Мистер Риверс вспыхнул и оттолкнул свою тарелку. Он был вспыльчивый человек, и поведение Жонкиль, которое он считал нелепым и неблагодарным, рассердило его.
— Пожалуйста, постарайся вспомнить, моя дорогая девочка, что я удочерил тебя, когда ты еще училась в школе, — сказал он. — Твой отец был моим другом. После того, что у нас произошло с Роландом, я вначале намеревался завещать свои деньги на благотворительные цели, но когда бедный Дэвид Маллори умер, оставив тебя — ребенка без дома и без родственников, я решил сделать тебя своей наследницей, и моя мать одобрила это.

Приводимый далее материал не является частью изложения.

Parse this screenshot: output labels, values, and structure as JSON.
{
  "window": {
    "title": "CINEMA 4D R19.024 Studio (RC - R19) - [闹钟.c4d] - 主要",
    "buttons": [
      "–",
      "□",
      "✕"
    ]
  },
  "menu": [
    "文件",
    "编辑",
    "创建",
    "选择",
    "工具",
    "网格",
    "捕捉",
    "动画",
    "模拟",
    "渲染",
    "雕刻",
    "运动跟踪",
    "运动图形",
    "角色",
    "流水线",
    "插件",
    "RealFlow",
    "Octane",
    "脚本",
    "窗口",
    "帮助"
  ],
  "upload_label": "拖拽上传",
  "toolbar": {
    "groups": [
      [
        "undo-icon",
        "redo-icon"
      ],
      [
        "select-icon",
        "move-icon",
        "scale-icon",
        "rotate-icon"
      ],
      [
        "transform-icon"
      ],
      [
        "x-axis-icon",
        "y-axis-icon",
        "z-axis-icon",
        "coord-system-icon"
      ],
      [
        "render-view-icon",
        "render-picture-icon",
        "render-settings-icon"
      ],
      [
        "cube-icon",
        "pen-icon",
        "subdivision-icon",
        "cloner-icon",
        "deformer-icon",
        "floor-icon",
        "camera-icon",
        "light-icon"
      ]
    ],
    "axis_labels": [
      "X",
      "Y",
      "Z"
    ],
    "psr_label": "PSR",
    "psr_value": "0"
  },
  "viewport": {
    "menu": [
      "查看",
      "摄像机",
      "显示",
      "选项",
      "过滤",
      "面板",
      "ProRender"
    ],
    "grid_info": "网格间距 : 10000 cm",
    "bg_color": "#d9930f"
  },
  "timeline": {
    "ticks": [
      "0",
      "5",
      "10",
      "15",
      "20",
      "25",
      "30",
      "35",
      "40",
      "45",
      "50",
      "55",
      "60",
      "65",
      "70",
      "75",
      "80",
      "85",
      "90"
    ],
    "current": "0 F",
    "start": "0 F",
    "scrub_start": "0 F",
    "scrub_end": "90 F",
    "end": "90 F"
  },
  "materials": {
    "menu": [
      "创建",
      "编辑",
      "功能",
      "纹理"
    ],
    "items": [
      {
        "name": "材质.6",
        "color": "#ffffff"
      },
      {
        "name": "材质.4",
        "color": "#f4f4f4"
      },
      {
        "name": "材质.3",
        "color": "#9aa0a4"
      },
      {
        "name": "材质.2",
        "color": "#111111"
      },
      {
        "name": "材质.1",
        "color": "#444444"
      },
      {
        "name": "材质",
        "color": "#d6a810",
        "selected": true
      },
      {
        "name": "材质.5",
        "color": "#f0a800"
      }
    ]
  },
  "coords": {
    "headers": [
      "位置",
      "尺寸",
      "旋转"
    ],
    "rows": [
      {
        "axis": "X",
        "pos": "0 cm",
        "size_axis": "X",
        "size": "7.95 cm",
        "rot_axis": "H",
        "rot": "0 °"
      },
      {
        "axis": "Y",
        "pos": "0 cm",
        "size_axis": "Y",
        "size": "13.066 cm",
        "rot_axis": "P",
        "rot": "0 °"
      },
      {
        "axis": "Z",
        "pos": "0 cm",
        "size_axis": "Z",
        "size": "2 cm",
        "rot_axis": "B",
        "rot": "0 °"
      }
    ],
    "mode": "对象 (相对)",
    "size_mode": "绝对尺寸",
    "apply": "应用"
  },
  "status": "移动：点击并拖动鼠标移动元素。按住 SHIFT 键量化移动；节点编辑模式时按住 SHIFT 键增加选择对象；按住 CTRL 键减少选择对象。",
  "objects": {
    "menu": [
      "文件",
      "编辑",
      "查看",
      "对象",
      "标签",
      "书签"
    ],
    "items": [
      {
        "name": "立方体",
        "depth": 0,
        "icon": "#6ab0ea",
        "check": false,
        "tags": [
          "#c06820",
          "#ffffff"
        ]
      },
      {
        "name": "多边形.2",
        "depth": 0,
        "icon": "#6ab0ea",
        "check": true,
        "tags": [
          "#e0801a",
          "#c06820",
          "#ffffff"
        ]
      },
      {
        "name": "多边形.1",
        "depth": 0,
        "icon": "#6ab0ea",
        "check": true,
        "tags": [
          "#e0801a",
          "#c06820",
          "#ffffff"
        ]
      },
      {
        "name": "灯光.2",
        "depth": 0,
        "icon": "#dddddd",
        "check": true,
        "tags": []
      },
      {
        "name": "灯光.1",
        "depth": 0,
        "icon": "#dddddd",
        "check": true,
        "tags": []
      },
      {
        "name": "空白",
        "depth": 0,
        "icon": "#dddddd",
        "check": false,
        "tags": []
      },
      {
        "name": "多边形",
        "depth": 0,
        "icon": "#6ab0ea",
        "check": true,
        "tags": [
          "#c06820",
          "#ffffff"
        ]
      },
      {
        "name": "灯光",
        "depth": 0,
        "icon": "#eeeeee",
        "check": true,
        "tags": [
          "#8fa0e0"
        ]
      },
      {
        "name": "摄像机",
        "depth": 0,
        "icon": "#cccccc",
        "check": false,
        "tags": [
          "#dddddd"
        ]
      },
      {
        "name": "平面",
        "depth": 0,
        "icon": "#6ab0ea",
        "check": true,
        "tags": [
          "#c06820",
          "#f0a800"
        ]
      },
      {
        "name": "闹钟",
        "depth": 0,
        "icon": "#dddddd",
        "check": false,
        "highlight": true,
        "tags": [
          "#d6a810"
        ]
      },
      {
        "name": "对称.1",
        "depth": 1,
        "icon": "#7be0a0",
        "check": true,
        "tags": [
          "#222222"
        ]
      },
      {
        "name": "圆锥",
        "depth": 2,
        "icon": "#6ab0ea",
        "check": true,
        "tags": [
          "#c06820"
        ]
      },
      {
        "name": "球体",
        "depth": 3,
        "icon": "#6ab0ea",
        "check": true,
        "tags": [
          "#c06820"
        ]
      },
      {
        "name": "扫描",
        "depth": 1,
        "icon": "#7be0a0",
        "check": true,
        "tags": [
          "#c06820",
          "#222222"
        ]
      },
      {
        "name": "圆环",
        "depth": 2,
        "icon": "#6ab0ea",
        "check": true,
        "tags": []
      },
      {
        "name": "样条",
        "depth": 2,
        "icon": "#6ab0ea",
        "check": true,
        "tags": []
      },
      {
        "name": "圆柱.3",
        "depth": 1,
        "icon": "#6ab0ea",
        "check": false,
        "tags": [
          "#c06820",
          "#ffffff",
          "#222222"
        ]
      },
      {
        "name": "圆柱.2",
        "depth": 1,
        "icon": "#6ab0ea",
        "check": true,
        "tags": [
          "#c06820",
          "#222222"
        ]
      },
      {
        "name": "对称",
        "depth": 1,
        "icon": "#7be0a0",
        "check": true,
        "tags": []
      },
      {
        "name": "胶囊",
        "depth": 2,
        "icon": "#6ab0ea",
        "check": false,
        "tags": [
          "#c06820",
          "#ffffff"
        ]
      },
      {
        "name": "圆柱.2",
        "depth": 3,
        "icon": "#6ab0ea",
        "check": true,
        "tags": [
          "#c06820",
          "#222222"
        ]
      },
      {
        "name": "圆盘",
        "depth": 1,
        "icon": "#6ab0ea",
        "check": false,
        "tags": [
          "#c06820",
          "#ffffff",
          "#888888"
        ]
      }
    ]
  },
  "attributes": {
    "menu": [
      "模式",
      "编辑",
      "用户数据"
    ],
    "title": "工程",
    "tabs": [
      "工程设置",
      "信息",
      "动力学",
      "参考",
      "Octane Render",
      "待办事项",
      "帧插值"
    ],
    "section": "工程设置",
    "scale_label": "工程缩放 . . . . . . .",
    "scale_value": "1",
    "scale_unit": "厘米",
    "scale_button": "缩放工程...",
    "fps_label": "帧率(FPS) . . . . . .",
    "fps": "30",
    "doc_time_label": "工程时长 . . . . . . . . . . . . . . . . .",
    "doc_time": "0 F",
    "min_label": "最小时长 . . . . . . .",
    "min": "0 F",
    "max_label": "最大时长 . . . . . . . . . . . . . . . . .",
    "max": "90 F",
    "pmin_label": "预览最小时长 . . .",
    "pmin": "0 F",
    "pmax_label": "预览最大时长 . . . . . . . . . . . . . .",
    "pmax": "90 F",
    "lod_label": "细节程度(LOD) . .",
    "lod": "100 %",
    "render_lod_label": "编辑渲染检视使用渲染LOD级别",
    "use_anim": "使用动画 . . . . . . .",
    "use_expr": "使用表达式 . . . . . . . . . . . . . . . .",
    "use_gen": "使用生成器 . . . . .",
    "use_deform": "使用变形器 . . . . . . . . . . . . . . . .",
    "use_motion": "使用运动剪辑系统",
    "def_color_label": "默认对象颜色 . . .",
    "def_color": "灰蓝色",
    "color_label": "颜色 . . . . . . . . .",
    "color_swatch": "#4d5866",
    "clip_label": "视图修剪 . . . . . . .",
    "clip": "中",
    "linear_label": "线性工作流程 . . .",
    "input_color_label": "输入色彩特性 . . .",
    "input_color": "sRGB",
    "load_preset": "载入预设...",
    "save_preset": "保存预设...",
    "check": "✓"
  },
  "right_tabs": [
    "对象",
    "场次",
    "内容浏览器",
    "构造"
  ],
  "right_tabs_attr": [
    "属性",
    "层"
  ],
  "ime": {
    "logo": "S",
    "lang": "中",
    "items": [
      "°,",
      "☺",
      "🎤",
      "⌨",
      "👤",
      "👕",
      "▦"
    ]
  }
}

Ты прожила под моей крышей девять лет, моя дорогая Жонкиль, и я составил завещание в твою пользу, воспитал тебя здоровой, домашней, благоразумной девушкой. А как ты отплатила мне на сегодняшний день?
— Я признаю, что плохо, — сказала она. — Но я думаю, вы не понимаете, как одинока я была все это время в вашем доме, какими суровыми были вы и бабушка. Как я ненавидела часы занятий, ботанику, коллекционирование мотыльков. Естественно, когда я первый раз вырвалась из дома, попала туда, где весело и радостно, и встретила привлекательного светского человека, я потеряла голову.